比方说如果 nums = [6,1,7,4,1] ,那么:
- 选择删除下标 1 剩下的数组为 nums = [6,7,4,1] 。
- 选择删除下标 2 剩下的数组为 nums = [6,1,4,1] 。
- 选择删除下标 4 剩下的数组为 nums = [6,1,7,4] 。
如果一个数组满足奇数下标元素的和与偶数下标元素的和相等,该数组就是一个 平衡数组 。请你返回删除操作后剩下的数组 nums  平衡数组 的 方案数 。
## 解题思路
- 给定一个数组 nums要求输出仅删除一个元素以后能使得整个数组平衡的方案数。平衡的定义是奇数下标元素总和等于偶数下标元素总和。
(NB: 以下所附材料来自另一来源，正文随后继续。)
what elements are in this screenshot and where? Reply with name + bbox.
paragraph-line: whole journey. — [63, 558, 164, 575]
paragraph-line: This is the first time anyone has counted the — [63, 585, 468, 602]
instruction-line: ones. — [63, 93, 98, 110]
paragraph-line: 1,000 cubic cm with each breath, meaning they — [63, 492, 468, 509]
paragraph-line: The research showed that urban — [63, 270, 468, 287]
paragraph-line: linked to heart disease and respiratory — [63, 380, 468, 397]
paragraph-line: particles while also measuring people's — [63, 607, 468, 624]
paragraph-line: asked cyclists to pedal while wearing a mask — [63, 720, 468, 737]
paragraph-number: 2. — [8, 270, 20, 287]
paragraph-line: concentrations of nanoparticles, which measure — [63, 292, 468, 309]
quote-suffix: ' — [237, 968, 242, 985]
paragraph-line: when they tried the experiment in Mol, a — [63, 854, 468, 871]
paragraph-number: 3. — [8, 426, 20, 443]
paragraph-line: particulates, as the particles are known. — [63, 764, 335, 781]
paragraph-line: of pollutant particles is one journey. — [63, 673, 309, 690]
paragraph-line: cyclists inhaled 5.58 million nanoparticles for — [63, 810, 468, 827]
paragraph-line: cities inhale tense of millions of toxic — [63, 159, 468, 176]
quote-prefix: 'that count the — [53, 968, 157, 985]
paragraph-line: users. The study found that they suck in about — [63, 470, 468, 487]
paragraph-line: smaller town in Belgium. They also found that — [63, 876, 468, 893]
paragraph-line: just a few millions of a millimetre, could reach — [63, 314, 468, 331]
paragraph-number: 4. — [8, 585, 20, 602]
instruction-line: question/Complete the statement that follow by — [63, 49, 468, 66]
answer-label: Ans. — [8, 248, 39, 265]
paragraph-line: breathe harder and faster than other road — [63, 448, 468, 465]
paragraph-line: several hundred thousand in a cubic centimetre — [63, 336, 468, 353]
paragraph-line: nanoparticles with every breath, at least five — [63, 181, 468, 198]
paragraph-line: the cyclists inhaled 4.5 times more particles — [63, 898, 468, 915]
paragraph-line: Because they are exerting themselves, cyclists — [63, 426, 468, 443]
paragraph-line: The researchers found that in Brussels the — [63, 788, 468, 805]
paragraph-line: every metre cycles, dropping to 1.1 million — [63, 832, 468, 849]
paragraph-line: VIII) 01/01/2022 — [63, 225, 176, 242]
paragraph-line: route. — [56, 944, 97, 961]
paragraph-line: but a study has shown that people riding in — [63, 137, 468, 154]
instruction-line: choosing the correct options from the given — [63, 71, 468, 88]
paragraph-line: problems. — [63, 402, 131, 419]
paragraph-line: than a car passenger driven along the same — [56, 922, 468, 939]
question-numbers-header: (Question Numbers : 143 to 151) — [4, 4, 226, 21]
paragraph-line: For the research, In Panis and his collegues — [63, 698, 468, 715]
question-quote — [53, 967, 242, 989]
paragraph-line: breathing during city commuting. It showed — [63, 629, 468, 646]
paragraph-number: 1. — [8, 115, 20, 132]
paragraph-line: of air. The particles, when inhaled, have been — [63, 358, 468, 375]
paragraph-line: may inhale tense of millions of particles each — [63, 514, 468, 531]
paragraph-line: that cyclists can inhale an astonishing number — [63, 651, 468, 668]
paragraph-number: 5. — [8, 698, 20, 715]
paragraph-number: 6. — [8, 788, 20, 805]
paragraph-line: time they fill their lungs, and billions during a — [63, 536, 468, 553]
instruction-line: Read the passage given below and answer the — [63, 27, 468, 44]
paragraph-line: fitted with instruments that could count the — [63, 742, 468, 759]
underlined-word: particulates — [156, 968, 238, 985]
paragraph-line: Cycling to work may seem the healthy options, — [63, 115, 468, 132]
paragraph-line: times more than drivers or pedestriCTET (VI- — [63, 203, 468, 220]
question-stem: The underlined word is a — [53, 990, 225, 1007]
- 这一题如果暴力解答,会超时。原因是每次删除元素以后,都重新计算奇偶数位总和比较耗时。应该利用前面计算过的累加和,推导出此次删除元素以后的情况。这样修改以后就不超时了。具体的,如果删除的是元素是奇数位,这个下标的前缀和不变,要变化的是后面的。删除元素后面,原来偶数位的总和变成了奇数位了,原来奇数位的总和变成偶数位了。删除元素后面这半段的总和可以用前缀和计算出来,奇数位的总和减去删除元素的前缀和,就得到了删除元素后面的后缀和。通过这个办法就可以得到删除元素后面的,奇数位总和,偶数位总和。注意这个后缀和是包含了删除元素的。所以最后需要判断删除元素是奇数位还是偶数位,如果是奇数位,那么在计算出来的偶数和上再减去这个删除元素;如果是偶数位,就在计算出来的奇数和上再减去这个删除元素。代码见解法二。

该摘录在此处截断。